堀越高校(東京)で、3年生最後の夏は、西東京大会ベスト4。190センチの大型投手として、その存在を知らしめた岩隈久志投手は、高校卒業後は、東北楽天ゴールデンイーグルスなど3球団で12年間プレーし、2012年からはMLB・シアトル・マリナーズに移籍。 今回は、岩隈投手から、特別寄稿で高校球児のみなさんにメッセージをいただきました。

■MLB経験者からの特別寄稿!
ボストン・レッドソックス 上原浩治 選手 (後編) 
ボストン・レッドソックス 上原浩治 選手 (前編)

目次

【目次】
[1] まずは『自分』がどうあるか
[2] 個の力を高めることでチームは強くなる

まずは『自分』がどうあるか

――2012年は一年間、メジャーでプレーされて、環境に適応することに対して、とても前向きな印象を受けたのですが、その中でも最も苦労したことは何でしょうか?

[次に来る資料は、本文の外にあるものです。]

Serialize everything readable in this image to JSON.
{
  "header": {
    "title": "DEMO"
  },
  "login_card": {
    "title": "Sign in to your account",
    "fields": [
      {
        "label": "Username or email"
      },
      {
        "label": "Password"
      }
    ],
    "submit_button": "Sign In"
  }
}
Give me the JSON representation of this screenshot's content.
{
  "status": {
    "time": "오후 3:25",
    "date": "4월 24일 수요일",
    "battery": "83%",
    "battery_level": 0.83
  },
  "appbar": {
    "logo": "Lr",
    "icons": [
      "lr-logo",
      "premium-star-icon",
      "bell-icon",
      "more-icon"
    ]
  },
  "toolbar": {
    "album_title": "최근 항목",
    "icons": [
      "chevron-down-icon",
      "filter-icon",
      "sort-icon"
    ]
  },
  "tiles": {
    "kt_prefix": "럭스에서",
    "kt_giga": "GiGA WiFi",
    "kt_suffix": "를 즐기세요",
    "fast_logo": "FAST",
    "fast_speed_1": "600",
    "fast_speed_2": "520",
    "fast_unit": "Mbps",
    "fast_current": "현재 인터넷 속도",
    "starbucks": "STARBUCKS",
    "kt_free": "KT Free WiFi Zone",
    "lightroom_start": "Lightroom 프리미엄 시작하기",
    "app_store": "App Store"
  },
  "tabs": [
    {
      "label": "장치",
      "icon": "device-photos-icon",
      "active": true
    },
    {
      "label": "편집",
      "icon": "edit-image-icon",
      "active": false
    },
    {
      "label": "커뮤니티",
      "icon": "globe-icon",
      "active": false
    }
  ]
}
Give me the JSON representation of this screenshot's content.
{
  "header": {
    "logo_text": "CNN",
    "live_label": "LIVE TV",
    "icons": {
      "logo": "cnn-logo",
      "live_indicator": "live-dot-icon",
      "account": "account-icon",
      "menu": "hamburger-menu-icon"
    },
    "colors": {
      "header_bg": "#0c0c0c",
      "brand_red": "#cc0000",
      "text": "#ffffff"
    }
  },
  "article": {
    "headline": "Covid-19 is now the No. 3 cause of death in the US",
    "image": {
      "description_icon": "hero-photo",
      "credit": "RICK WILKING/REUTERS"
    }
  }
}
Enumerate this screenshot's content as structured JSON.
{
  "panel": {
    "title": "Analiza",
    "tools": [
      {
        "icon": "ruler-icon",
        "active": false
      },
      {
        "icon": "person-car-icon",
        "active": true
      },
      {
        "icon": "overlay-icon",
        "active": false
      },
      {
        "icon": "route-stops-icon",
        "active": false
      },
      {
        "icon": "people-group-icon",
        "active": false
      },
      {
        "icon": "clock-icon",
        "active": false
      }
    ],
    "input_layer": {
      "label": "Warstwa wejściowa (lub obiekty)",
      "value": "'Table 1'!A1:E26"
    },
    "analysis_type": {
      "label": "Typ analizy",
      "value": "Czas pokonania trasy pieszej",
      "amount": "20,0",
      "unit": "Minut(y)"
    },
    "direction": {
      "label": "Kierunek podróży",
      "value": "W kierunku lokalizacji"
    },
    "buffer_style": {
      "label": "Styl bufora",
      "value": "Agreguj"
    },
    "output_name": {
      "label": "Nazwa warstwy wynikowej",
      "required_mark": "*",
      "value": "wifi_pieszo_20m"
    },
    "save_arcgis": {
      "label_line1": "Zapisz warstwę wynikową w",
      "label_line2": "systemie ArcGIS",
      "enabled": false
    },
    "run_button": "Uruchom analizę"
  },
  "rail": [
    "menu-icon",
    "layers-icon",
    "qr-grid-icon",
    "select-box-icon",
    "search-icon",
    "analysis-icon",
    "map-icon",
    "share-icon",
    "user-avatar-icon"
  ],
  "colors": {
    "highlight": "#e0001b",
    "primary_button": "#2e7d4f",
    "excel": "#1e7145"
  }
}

岩隈久志さん(以下「岩隈」) 打者の特徴を掴むことに時間がかかったことですね。マウンドやボールよりも、打者がどういうスイングするのかが、分からなかったので、いろいろ球種を試しながら、打者の傾向を探って行きました。

――岩隈投手は日本で投げていた時よりもストレートの平均速度が3キロほど速くなっていました。トレーニングするにあたって何か工夫したことはありますか?

岩隈 トレーニングの量を増やしました。とくに、インナーを鍛えてきました。また、メジャーは日本に比べて試合数も多いので、肘、肩が万全の状態で投げられるように、調整も工夫しました。

「アメリカの野球は自主性が強い」

――日本とアメリカでの練習のスタンスで、一番違いを感じたのはどの点でしょうか?

岩隈 やはりアメリカは個人というか『自分』がどうあるかです。練習の仕方は、自分で決めなければならない。コーチは、サポートをするだけ。日本はコーチがメニューを決めていますが、アメリカはそれがない。自由といったら自由ですけど、すべて結果に返ってくるので、厳しい世界ですね。

――とはいえ、岩隈選手は新しい環境の中でも、自分自身で調整をし、結果を残してきました。そこに戸惑いがなかったのも、高校時代から個人練習を多く取り入れてきたからでしょうか?

岩隈 そうですね。高校の時も、自主練習などの時間に、自分の課題を重点的に取り組んできました。それをやることこそ、いずれ自分の自信につながっていくものなのですよね。